Spun Out: Paranoia
More than 40 years after The Kinks sang about it in "The Destroyer," this Chicago band gives us a fresh take on unsettling fear. They even include a line saying "don't let it destroy you." This is the lead single the group's just-released second LP, Dream Noise. Singer/guitarist Michael Wells says, "I got taken out by a rip tide in the Pacific a few years back, and that feeling of trying to remain calm physically while not being in control of your surroundings definitely informed the psychology of the tune." Although technically, paranoia is an unfounded fear - while rip-tide danger is real!
Autopilot: Here Comes the Pressure
From a song about paranoia we go to one about "the anxieties we experience in a world full of pressures, and how we do our best to handle it," according to Marlon Harder, lead vocalist/guitarist of this three-piece band from Saskatoon. We've featured them previously, most recently in May with the single "Say Something."
Tunde Adebimpe: Magnetic
The Far Out: Packed to Go
Here's a funk-soul-pop band from the north shore of Massachusetts whose six members have been playing together since they were kids, through genres including jazz, theater and orchestral music. They've put out a couple of EPs, but this new single is the first to reach our ears. Glad it did!
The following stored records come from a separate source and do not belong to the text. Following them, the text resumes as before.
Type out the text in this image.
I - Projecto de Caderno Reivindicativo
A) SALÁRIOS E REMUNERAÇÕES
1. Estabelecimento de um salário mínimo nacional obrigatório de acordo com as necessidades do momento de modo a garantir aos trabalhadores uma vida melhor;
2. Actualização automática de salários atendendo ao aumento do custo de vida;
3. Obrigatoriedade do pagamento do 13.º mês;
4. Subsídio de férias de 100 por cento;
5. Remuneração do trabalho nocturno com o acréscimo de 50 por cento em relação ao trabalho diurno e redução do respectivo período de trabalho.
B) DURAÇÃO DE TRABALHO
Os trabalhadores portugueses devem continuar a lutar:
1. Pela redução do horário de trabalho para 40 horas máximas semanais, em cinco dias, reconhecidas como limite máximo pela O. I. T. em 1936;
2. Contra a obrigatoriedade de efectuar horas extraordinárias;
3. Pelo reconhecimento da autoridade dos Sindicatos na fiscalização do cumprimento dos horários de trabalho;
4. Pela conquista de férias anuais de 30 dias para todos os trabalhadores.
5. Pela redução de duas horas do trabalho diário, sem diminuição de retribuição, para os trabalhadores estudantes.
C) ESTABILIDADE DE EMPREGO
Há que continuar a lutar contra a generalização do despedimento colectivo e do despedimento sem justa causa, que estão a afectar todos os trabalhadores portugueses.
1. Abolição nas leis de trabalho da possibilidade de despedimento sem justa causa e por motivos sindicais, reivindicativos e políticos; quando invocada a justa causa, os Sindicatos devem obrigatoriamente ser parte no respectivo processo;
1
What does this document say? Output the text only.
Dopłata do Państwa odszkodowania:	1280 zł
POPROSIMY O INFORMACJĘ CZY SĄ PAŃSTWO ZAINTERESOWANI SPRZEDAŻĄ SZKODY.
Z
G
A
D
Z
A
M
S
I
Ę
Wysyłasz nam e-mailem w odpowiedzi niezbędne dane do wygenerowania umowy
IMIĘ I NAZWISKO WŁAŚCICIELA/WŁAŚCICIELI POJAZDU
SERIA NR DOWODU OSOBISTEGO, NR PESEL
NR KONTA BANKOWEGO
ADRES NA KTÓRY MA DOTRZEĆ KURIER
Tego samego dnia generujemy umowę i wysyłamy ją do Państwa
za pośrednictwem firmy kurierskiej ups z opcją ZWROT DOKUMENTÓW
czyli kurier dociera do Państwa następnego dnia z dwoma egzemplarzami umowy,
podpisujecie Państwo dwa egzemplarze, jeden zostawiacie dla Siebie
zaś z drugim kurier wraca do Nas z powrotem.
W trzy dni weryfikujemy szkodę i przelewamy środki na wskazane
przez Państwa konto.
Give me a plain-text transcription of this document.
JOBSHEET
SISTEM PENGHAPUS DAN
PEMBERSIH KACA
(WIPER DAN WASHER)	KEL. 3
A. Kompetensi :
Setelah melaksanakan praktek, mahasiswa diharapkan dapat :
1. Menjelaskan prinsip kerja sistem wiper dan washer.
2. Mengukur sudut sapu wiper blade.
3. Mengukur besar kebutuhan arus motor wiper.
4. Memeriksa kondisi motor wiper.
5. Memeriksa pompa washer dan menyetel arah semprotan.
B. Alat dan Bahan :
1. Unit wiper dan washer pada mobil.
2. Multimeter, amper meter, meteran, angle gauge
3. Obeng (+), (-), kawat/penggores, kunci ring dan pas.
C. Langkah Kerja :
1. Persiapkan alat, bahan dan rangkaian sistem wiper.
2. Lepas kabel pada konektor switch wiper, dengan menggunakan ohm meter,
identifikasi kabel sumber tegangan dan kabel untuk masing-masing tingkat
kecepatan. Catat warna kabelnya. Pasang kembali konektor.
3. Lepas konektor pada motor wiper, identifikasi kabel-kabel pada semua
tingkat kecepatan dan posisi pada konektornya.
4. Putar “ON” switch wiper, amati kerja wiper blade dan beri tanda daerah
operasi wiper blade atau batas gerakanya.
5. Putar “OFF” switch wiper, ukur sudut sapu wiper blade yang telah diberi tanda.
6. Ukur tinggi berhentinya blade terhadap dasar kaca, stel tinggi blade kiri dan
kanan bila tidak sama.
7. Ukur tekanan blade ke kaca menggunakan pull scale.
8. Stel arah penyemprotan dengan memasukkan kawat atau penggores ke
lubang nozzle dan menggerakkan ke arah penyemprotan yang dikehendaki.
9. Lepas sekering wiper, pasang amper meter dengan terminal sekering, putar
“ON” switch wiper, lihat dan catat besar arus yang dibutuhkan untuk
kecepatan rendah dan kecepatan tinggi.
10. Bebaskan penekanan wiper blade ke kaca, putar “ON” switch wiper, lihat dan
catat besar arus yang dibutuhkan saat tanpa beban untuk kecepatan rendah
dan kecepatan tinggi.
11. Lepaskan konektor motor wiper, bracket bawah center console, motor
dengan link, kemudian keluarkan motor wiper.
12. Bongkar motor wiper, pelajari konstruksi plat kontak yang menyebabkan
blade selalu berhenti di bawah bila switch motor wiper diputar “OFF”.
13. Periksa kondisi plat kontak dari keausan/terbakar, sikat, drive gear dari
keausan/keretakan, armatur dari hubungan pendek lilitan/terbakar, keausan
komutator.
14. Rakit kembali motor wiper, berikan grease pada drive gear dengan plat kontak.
Kathleen Edwards: Crawling Back To You
We're told she has a new album on its way, produced by Jason Isbell, but in the meantime the Ottawa-based singer-songwriter just released this cover of a Tom Petty song from his album Wildflowers, which came out exactly 30 years ago. Edwards says that album "is unquestionably one of the finest albums of [Petty's] career and remains one of my favourite recordings of all time." She was working with producer and engineer Jim Scott, who also worked on that album, when she "mustered up a bit of courage" and asked to try this song. "The track feels like an old friend sitting next to me on a comfy sofa reminiscing about teenage memories."